I am wearing the jewellery over the Christmas holiday period as I am off work for a whole week and a half; I have the DVDs to look forward to - I can't see Pure Mule as something the whole family will enjoy as it has probably more girlie appeal, whereas Monty Python suits the boys' humour and Pole to Pole will be something hubby will enjoy too, as we met Michael Palin in Lismore when he was the main speaker at Immrama 2005. Also Pole to Pole has a lot of nostalgia value for us as he goes through Tanzania to Kigoma and on the Liemba ferry to Zambia - we lived near Kigoma for years in Mishamo refugee settlement and spent a lot of time in Kigoma and we too went to Ujiji - famed for the "Dr. Livingstone, I presume" encounter between Stanley and Livingstone.

So, despite the recession, we had a lovely Christmas, culminating in a nice low-key New Year's Eve party last night. We had a gathering of friends and with all the family together (except my mother who is in long-stay care for a number of years and sadly has dementia) it was a lovely evening, with nice home-cooked food and desserts, and good company. We went to a lovely wedding of the daughter of old friends the day before New Year's Eve, and enjoyed the reception in the Park Hotel in Dungarvan, where we had a delicious meal and danced off the calories to Dale Haze and the Champions - who (along with Gina) were stalwarts of the showband era and my dancehall days back in the 70s!

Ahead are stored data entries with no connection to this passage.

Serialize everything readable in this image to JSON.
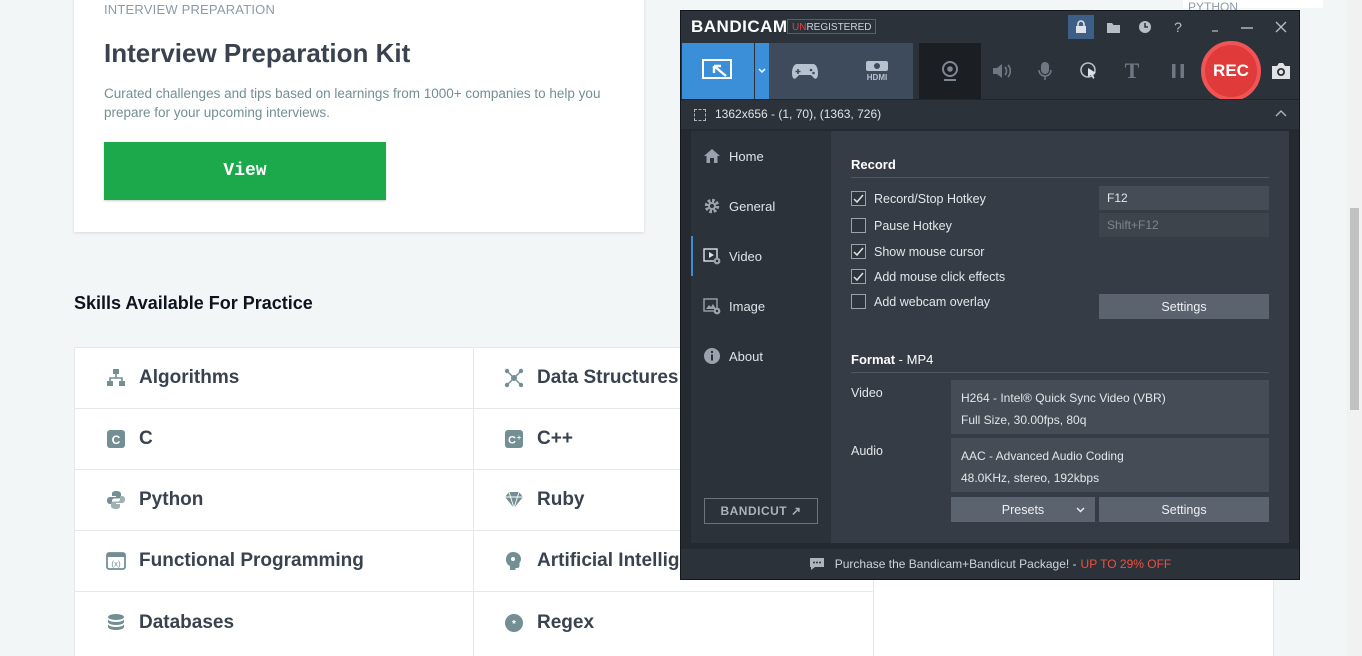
{
  "kit": {
    "eyebrow": "INTERVIEW PREPARATION",
    "title": "Interview Preparation Kit",
    "description": "Curated challenges and tips based on learnings from 1000+ companies to help you prepare for your upcoming interviews.",
    "view_label": "View"
  },
  "right_card": {
    "eyebrow": "PYTHON"
  },
  "skills": {
    "heading": "Skills Available For Practice",
    "left": [
      {
        "label": "Algorithms",
        "icon": "algorithms-icon"
      },
      {
        "label": "C",
        "icon": "c-icon"
      },
      {
        "label": "Python",
        "icon": "python-icon"
      },
      {
        "label": "Functional Programming",
        "icon": "functional-icon"
      },
      {
        "label": "Databases",
        "icon": "database-icon"
      }
    ],
    "right": [
      {
        "label": "Data Structures",
        "icon": "data-structures-icon"
      },
      {
        "label": "C++",
        "icon": "cpp-icon"
      },
      {
        "label": "Ruby",
        "icon": "ruby-icon"
      },
      {
        "label": "Artificial Intelligence",
        "icon": "ai-icon"
      },
      {
        "label": "Regex",
        "icon": "regex-icon"
      }
    ]
  },
  "bandicam": {
    "logo": "BANDICAM",
    "unregistered_prefix": "UN",
    "unregistered_rest": "REGISTERED",
    "title_buttons": [
      "lock-icon",
      "folder-icon",
      "clock-icon",
      "help-icon",
      "minimize-icon",
      "restore-icon",
      "close-icon"
    ],
    "help_glyph": "?",
    "mode_hdmi_label": "HDMI",
    "rec_label": "REC",
    "text_tool_glyph": "T",
    "resolution": "1362x656 - (1, 70), (1363, 726)",
    "nav": [
      {
        "label": "Home",
        "icon": "home-icon"
      },
      {
        "label": "General",
        "icon": "gear-icon"
      },
      {
        "label": "Video",
        "icon": "video-settings-icon"
      },
      {
        "label": "Image",
        "icon": "image-settings-icon"
      },
      {
        "label": "About",
        "icon": "info-icon"
      }
    ],
    "bandicut_label": "BANDICUT ↗",
    "record": {
      "title": "Record",
      "options": [
        {
          "label": "Record/Stop Hotkey",
          "checked": true
        },
        {
          "label": "Pause Hotkey",
          "checked": false
        },
        {
          "label": "Show mouse cursor",
          "checked": true
        },
        {
          "label": "Add mouse click effects",
          "checked": true
        },
        {
          "label": "Add webcam overlay",
          "checked": false
        }
      ],
      "record_hotkey": "F12",
      "pause_hotkey": "Shift+F12",
      "settings_label": "Settings"
    },
    "format": {
      "title": "Format",
      "container": " - MP4",
      "video_label": "Video",
      "video_line1": "H264 - Intel® Quick Sync Video (VBR)",
      "video_line2": "Full Size, 30.00fps, 80q",
      "audio_label": "Audio",
      "audio_line1": "AAC - Advanced Audio Coding",
      "audio_line2": "48.0KHz, stereo, 192kbps",
      "presets_label": "Presets",
      "settings_label": "Settings"
    },
    "footer": {
      "text": "Purchase the Bandicam+Bandicut Package! -",
      "promo": "UP TO 29% OFF"
    },
    "colors": {
      "accent": "#3b8fd8",
      "rec": "#e03a3a",
      "promo": "#f04f3f"
    }
  },
  "colors": {
    "view_button": "#1ba94c"
  }
}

What more could we want? We have a lot to be thankful for in so many ways - we have good health, our first grandchild due in February and live in peace and comfort, compared to so many in the world living in conflict and poverty. We never put huge store by material wealth and try to live within our means (which might prove challenging with the imminent pay cuts in 2010!) and as we were happiest in our "good life" days in Africa and Asia when we really did have a simple life, we are liable to be philosophical about the excesses of life in Ireland in recent years. It reached the point of vulgarity and tacky conspicuous consumption at the height of the Celtic Tiger, and that unsustainable bubble had to burst at some point.

I'll stop now before descending to mawkish reminiscence and say Happy New Year to you all out there in the blogosphere and here's hoping that the downturn will be reversed before the first year of this new decade is over.

The photos show us at the New Year's Eve party, some of the Christmas presents and resulting tarts (Apple with Blueberries, apple with cloves) and the cookery books. and my starter at the wedding - chicken and mushroom vol au vents - yummy!